In the last few days, education seems to be a hot topic if one goes by the reports in our local media: all part of the NatCon. I’m sure the Media Bahru will soon be putting its spin on the issues reported by Media Tua.
Well I’ll raise here an issue that doesn’t seem to fit in with a sub narrative that our elite schools are (or not) producing the kind of S’poreans we need.
In the UK, where private schools are the elite schools, students from the elite schools are producing world-class apps
… interviewed Nick 13 months ago … he came from a successful, wealthy family who had opted to give him a private education.
A day after Nick started counting his millions [Yahoo! bot his app which summaries news articles], an email dropped in my inbox about another teenaged developer.
Schoolboy Tom Humphrey has launched an app designed to help language learning by combining dictionary definitions with digital translation tools. He also happens to go to Eton College. [UK's most elite school. Costs about S$60,000 a year in fees]
Meanwhile teenager Nina Dewani, who was interviewed by the BBC last month after designing a password-prompting app, attends a private school in St Albans.
It could be a coincidence, but these young people join a long line of tech entrepreneurs who attended private schools and found fame for their creations.

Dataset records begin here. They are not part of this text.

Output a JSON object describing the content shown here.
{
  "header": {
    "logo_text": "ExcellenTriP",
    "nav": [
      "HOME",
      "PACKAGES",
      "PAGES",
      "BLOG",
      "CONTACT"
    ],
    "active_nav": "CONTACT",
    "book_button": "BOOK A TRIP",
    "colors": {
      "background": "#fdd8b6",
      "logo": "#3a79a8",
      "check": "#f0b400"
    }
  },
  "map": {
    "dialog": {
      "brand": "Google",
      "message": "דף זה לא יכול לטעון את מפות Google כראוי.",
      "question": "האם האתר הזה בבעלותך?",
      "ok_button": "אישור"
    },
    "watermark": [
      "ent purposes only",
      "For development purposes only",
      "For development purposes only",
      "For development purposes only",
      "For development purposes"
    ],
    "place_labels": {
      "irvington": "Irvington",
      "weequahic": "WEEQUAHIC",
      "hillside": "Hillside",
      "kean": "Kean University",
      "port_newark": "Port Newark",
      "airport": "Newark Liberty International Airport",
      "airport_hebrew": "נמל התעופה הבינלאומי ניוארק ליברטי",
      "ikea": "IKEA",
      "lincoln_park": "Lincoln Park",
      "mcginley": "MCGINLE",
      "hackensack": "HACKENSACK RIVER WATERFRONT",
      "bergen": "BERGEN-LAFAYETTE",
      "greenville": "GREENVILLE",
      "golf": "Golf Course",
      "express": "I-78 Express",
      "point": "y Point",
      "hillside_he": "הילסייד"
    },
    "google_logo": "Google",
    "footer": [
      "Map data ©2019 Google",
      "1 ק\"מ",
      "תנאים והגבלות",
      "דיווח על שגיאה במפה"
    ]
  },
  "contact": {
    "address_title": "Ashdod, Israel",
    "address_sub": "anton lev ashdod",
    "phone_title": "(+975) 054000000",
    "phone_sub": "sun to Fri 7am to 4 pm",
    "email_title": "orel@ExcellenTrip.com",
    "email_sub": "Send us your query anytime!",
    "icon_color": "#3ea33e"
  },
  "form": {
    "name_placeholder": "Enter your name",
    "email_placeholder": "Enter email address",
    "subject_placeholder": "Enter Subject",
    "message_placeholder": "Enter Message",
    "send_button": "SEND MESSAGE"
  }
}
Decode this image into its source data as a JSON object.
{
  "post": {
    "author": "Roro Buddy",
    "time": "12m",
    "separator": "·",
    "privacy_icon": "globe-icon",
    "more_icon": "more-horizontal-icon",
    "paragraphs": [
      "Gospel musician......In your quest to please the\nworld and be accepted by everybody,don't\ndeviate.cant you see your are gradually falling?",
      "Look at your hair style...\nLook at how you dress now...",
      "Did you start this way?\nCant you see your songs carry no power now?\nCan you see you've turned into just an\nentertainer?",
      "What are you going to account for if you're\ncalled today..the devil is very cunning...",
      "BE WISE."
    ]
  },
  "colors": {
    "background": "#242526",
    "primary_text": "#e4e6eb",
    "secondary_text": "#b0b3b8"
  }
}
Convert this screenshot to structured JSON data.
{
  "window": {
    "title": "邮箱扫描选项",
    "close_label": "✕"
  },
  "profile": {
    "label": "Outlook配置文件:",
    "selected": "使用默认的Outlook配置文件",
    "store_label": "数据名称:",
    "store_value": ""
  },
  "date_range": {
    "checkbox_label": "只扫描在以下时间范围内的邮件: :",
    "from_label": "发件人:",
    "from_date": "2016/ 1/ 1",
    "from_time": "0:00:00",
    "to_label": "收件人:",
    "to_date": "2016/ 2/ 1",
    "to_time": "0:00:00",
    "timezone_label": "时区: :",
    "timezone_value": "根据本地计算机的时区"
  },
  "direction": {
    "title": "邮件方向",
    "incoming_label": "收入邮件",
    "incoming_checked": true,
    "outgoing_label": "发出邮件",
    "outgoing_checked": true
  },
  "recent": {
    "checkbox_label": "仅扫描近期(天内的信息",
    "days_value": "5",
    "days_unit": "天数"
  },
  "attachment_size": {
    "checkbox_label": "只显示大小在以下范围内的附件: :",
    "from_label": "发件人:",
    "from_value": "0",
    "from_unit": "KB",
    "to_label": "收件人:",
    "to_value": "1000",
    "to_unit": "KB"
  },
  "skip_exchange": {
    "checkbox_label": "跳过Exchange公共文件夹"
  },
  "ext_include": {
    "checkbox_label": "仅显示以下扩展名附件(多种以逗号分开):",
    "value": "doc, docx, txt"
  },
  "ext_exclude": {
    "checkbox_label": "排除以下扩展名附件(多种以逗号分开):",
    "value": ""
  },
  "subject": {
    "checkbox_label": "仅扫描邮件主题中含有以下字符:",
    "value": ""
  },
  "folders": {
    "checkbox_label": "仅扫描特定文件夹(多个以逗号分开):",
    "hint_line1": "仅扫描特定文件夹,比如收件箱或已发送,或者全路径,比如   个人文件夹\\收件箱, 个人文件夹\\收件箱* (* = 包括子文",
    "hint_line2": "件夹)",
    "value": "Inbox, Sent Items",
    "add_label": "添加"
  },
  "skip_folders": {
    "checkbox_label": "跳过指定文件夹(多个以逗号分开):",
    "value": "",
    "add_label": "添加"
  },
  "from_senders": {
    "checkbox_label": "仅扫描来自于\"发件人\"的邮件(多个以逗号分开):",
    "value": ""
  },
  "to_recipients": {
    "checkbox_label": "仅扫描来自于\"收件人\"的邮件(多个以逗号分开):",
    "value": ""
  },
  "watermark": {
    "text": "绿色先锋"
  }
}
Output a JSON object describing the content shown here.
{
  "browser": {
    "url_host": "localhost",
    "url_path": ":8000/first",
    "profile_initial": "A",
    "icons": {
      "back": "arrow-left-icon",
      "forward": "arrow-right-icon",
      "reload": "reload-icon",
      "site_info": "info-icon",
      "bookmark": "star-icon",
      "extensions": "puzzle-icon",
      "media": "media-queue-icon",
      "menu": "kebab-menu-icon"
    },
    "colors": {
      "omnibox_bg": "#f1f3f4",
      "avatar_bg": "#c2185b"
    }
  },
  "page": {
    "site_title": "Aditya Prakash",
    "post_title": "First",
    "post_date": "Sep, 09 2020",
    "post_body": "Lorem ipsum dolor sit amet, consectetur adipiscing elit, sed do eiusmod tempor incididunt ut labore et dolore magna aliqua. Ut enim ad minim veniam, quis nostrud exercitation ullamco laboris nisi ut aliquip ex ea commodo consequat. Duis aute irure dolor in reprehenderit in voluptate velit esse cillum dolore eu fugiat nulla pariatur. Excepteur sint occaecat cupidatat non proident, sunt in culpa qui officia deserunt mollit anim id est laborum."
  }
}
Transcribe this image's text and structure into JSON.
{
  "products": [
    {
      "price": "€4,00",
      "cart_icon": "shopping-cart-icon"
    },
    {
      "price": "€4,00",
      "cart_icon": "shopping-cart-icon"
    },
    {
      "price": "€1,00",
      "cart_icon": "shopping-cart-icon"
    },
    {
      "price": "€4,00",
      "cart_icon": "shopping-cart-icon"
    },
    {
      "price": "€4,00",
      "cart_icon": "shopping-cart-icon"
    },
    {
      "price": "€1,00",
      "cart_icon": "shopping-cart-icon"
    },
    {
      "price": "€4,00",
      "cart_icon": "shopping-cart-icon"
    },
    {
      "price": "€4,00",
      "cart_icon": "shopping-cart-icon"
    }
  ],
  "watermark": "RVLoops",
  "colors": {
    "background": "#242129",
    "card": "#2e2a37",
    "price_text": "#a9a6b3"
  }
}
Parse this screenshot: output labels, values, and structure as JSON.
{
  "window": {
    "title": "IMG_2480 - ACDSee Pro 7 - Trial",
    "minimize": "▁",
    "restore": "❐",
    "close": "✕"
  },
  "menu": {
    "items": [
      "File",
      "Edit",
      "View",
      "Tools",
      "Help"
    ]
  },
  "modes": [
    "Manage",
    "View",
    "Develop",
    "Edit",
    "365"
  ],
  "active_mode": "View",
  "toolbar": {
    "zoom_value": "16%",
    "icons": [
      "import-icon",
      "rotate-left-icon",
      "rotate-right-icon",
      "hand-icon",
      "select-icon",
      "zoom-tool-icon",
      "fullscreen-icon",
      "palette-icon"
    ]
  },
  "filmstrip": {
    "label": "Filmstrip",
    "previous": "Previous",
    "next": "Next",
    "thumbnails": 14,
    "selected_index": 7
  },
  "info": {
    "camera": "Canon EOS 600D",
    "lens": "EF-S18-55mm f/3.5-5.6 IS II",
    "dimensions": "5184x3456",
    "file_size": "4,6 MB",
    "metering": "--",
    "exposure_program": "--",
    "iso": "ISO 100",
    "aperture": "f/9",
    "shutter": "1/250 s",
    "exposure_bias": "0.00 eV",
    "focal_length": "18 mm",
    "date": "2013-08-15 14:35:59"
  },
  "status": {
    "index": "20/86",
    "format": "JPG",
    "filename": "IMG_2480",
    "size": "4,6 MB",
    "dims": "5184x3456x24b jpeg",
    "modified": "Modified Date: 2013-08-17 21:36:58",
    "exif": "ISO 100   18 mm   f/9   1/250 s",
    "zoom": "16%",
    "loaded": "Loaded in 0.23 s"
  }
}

Sir Tim Berners-Lee went to an independent school, as did Bill Gates (although he later dropped out of Harvard to set up a software company), while child prodigy Mark Zuckerberg had a tutor who helped him start writing software.
Well, where are the world-class app developers from our elite schools? Let alone tech entrepreneurs.
Or is apps development reserved for this school: School of Science and Technology aims to nurture students to be innovative.
A student there “is pitching his business idea of an app which helps busy working parents remember their baby’s feeding schedule.”
Sports School students represent S’pore in ping-pomg, and SST students pitch uses of to-be-developed apps. Err who develops the apps? Poly students? Technical Institutes’ students?
My serious point is that if the students of our elite schools are not doing cutting-edge things that their counterparts in the West are doing, there must be something seriously wrong with the education system? A topic worthy of NatCon: “Where are the app developers from RI & other elite schools?”?
BTW, any comments about “exam factories” will be spammed. Taz a dumb comment to a complex and serious issue. In the UK and US, the elite private schools get more than their fair share of students into elite unis. In fact, critics complain they take away places from students from state schools.